Prior to pushing the 13 bills, the government had delivered a reform package for bank recapitalisation in August. "We can't give ourselves something special if we don't do something special for others," Chuan said in response to criticism that his government gives first priority
to foreigners instead of Thai citizens.

The government says the laws would create more transparency and reduce corruption, thus giving more opportunities for all Thais and not just a handful of business interest groups -- some of whose members are in the upper house.

Five of the 13 bills have had second and final readings in Parliament. They would reorganise procedures for bankruptcy proceedings, set up a bankruptcy court and sets new criteria for bankruptcy cases to update a mechanism set up in 1940. They would hasten privatisation of state
enterprises, extend property leases for foreigners and streamline civil and commercial proceedings.

But critics warn the government against being too hasty in opening areas of the economy.

Plans to extend land leases from 30 to 50 years with an option for renewal for another 50 years, and to allow foreign direct investors to own small plots of residential and 100 percent of units in condominium projects, have raised fears of land now owned by Thais falling into foreigners' hands.

But if activists fear that the reform laws would hand over control of strategic parts of the economy to foreigners, businessmen tend to have other concerns stemming from challenge to domestic business concerns.

They fear greater job competition from foreigners and the likelihood of more bankruptcies stemming from tighter bankruptcy and foreclosure laws under debate.

"A swift bankruptcy and foreclosure process at a time when most people are indebted will led to a disastrous collapse of asset prices, a situation which will benefit foreign investors only," said Sak
Korsaengruang, chairman of the Law Society.

Saying that Thailand was losing economic independence because the measure would put the assets of Thais in foreigners' hands at only 10 to 20 percent of their true worth, Sak's group wants a public hearing and referendum on the bills as allowed under the Constitution.

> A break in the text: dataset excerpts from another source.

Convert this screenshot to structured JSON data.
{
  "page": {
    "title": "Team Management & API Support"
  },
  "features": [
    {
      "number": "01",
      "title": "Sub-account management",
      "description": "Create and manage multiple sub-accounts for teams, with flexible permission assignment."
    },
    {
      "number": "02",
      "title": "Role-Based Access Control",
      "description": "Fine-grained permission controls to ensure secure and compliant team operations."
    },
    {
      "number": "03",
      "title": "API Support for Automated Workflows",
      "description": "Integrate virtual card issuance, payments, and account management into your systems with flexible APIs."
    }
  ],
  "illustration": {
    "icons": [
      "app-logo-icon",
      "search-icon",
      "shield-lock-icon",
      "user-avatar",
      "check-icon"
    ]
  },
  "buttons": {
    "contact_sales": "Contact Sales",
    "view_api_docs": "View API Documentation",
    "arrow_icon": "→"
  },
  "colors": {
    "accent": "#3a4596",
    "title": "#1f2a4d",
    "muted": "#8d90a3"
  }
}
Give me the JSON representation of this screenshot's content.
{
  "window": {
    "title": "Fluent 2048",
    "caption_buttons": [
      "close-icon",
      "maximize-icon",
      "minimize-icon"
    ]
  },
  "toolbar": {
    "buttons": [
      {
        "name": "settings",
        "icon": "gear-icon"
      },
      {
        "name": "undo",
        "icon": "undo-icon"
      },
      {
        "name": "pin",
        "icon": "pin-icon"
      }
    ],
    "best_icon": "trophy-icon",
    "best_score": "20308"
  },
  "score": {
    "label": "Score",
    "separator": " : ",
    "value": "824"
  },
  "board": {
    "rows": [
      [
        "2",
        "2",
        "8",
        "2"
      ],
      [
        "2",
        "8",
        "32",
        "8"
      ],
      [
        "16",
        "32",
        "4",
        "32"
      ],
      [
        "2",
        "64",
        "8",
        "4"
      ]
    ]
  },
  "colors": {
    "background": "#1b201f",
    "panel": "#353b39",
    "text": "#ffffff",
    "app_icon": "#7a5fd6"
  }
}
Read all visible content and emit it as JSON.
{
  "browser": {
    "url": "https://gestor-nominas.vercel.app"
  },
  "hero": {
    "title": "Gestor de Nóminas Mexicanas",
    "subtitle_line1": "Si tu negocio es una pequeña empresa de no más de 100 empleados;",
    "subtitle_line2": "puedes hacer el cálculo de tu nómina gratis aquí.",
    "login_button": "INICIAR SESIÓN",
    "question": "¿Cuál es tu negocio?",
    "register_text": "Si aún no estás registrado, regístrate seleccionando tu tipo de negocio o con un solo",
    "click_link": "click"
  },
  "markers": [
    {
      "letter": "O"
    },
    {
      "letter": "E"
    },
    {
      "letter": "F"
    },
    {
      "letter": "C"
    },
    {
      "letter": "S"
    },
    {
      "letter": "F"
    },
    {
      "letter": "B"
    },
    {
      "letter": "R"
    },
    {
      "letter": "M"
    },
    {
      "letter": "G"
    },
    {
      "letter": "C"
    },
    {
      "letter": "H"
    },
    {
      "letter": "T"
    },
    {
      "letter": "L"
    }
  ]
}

Added Kamol: "There are many loopholes in these bills. This convinces me that the measures will neither help create a better-off situation  among ordinary people nor transparency in the country's economic system."

Despite these objections, many experts say it might be too late for Thailand to turn back from the type of free-market approach pushed by the IMF. So far, the government has taken a tough stand on the laws, with no clear alternative from opponents from different political views.

"A clear alternative needs to be provided by the opposition in order to fight the IMF framework, in another word, globalisation," said labour expert Lae Dilokvidayaratna of the economic department of Chulalongkorn University. "They will have to answer the question of the poor, that what would be the difference between losing their land to local capitalists and foreign investors. As long as the issue is limited to middle-class security, it is hard to gain enough support from the majority," Lae said.